LUNDIS EN COULISSE – Théâtre National Wallonie Bruxelles / Maison Gertrude (21 oct.2026 )

LUNDIS EN COULISSE RDV le 21 octobre

Camille Louis
Laurie Bellanca

14:00-15:30 → VISITE GUIDÉE DE MAISON GERTRUDE, UN CENTRE D’ART EN MAISON DE REPOS

16:00-17:30 → À MAISON GERTRUDE

Dans le cadre des Lundis en coulisse, la philosophe et dramaturge Camille Louis et l’actrice et lectrice Laurie Bellanca vous invitent à Maison Gertrude pour découvrir le fruit des ateliers qu’elles ont menés auprès de ses habitant·es et du personnel de la Résidence Sainte Gertrude qui accueille cette édition particulière des Lundis en coulisse. À partir des thèmes principaux du livre en cours d’écriture de Camille Louis, La Fabrique des yeux secs, elles ont rassemblé un ensemble de textes au croisement de la philosophie politique, de la poésie, des archives médicales et des paroles de patient.e.s, auxquels se sont adjoints les extraits proposés par les occupant.e.s de Sainte Gertrude. C’est ce corpus collaboratif composé autour des expériences de fragilité et de soin qui se fera entendre dans ce centre d’art en maison de repos.

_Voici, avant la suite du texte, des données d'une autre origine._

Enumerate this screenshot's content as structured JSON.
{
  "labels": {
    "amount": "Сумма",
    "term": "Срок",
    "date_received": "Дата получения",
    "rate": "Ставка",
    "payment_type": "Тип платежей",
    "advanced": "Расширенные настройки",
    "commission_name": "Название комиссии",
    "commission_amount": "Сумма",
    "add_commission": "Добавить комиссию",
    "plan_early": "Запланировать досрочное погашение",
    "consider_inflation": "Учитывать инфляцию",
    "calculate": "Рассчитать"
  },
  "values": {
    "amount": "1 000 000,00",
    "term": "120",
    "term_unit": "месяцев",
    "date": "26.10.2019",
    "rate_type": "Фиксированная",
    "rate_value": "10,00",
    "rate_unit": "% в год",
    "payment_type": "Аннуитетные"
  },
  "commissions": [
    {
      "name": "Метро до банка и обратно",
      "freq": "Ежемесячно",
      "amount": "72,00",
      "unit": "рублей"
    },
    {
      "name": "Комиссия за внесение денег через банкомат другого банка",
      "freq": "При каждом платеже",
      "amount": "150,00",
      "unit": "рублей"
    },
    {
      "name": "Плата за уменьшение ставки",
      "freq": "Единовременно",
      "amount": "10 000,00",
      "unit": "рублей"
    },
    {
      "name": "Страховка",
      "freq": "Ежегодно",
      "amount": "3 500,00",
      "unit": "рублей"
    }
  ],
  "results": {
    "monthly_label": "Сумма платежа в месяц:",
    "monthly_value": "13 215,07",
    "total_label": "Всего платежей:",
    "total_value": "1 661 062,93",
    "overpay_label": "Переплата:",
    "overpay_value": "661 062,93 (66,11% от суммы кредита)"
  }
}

19:00-21:30 → CENTRE BRUEGEL

« Dans les trous de l’immunité, recomposer la communauté » –

Lecture performative du premier chapitre de La fabrique des yeux secs suivie d’une rencontre avec le public 

Après la mise en scène du prologue de La Fabrique des Yeux secs, Camille Louis (autrice) et  Laurie Bellanca (mise en scène et lecture) poursuivent leur geste en proposant l’avancement de leur lecture partagée et ininterrompue. Le premier chapitre de ce texte de Camille Louis intitulé  « Dans les trous de l’immunité, recomposer la communauté » explore plus particulièrement l’apparition du “syndrome des yeux secs” et de la famille à laquelle il appartient des maladies auto-immunes. Ces dernières, que les experts ont eu tant de mal à reconnaitre et ont toujours tant de difficulté à expliquer, se révèlent, dans les expériences collectives qui en sont faites, comme les signaux non seulement d’un mal contemporain extrêmement partagé mais des formes de soin alternatives à nous donner. Venant blesser l’idéologie du tout immunitaire et sa valorisation du Sujet qui, pour se protéger, devrait renforcer les barrières et fermer les entrées à tout ce qui lui est étranger, ces « retournements du soi contre soi » propres aux maladies auto-immunes racontent une autre histoire de ce qui nous blessent et de ce qui peut, si ce n’est nous sauver, du moins nous faire tenir encore un peu sur nos pieds. Ce qui nous fait tomber – malades notamment – ce ne sont pas les dangers de l’extériorité mais notre entêtement à nous en couper. Replié.e sur soi-même, chacun.e de nous est littéralement en train d’exploser. Burn out, inflammation généralisé, assèchement des yeux, des peaux, des pensées et des aspirations, il nous faut ensemble, dans les croisements et les circulations, ré-apprendre à (se) regarder et à respirer en commun. C’est en direction de ce commun en perpétuel recomposition que l’espace de la lecture, fondée sur l’approche sonore et les modalités d’adresse proposées par Laurie Bellanca, se transformera en celui d’une conversation partagée avec les spectateurs-rices.